← All simulations · Pillar 8: Brains made of math

Attention: what should I focus on?

What it is

When you read “the hungry cat chased the small mouse,” the word chased only makes sense if you remember cat — who did the chasing. Attention is how a machine does the same trick: for every word, it decides which earlier words to focus on.

Go deeper: each word builds a query (“what am I looking for?”) and every word offers a key (“here’s what I am”). The match between a query and a key becomes an attention weight. This is the self-attention at the heart of every transformer — the “T” in models like GPT.

Why care

Attention is the engine behind the AI you hear about every day: chatbots that write, tools that translate languages, and apps that summarize a long article in one line. They all work by paying attention to the right words at the right time.

The idea, intuitively

Think of each word raising its hand to ask a question. chased asks, “Who is a thing I can chase?” The earlier words answer. cat is a thing, so it gets a strong, dark connection. Words that don’t fit the question get a faint one.

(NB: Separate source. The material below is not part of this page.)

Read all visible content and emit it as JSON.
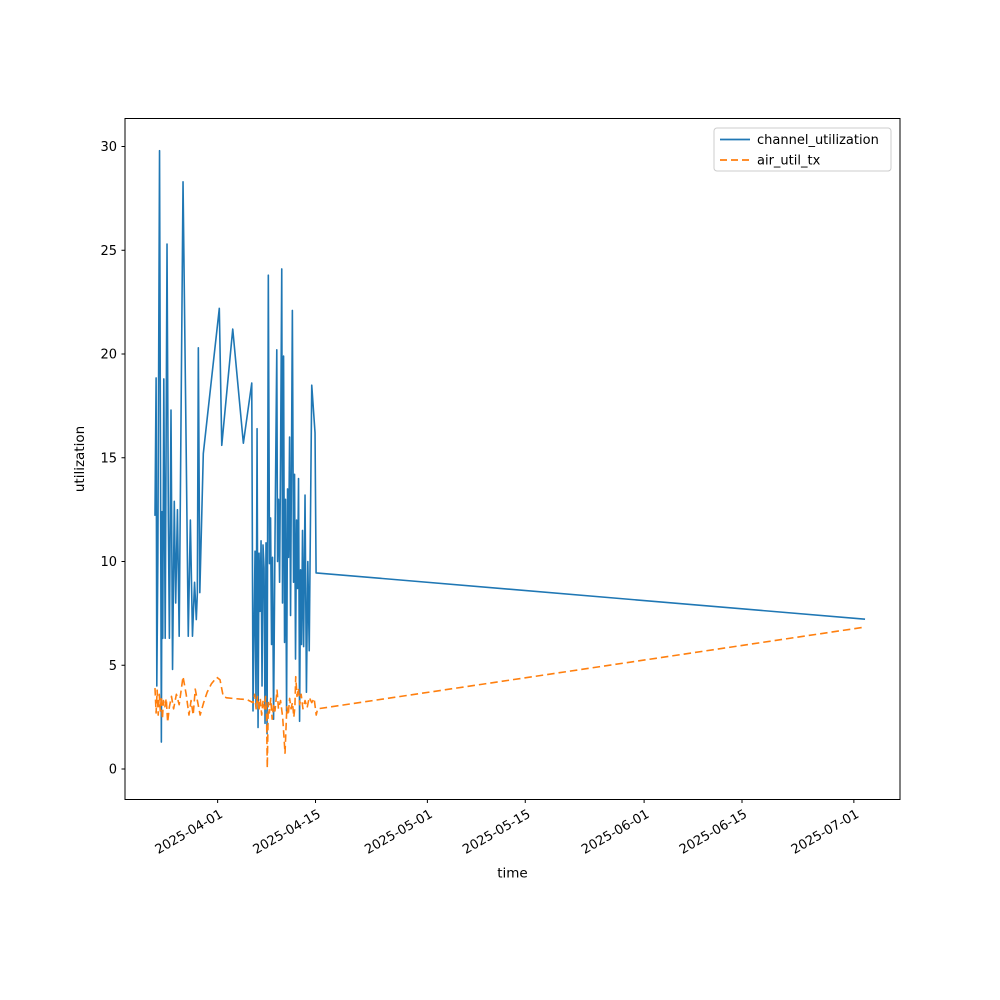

One important rule: a word can only look backward, at itself and the words before it — never ahead. That’s exactly how a model writes text left to right, one word at a time. In the grid below, that’s why the top-right corner is always blank.

Peek at the data first

A language model’s data is text. Here the example sentence is split into words, each tagged with a simple role — those roles are the only clue the sim uses. Look at the words before you watch them pay attention.

Try it

Pick a sentence, then click any word to see what it pays attention to. Read a row of the grid left to right: darker squares mean more attention. Drag Focus to sharpen or soften how picky each word is.

Where it shows up

Translation. To turn a sentence into another language, the model attends to the source words that matter for each new word — word order can differ between languages, so focusing on the right one is everything.
Writing & chat. To pick the next word, a chatbot attends back over everything said so far, the way you glance back at a sentence before finishing it.
Summarizing. Attention helps a model find the few important words in a long passage and ignore the filler.

Where it came from

Attention for neural networks was introduced in 2014 by Dzmitry Bahdanau, Kyunghyun Cho, and Yoshua Bengio to improve machine translation (“Neural Machine Translation by Jointly Learning to Align and Translate”). In 2017 a team at Google — Ashish Vaswani and colleagues — showed you could build a whole model out of attention alone, in the paper “Attention Is All You Need.” That design, the transformer, powers today’s large language models. Many people contributed; these are the papers usually credited.

Try it in code

The Studio has a real (tiny) transformer you can train on synthetic sentences and watch its attention grid light up:

data = load "sayings"
brain = make_model "transformer"
train_model brain, on: data, using: "text"
show_model brain
generate brain, count: 4

Open it in the Studio ▶

Check your understanding

In the grid, why is the very top-right always empty?
The word chased is an action. Which earlier word does it focus on, and why?
When you drag Focus to “sharp,” what happens to where each word looks?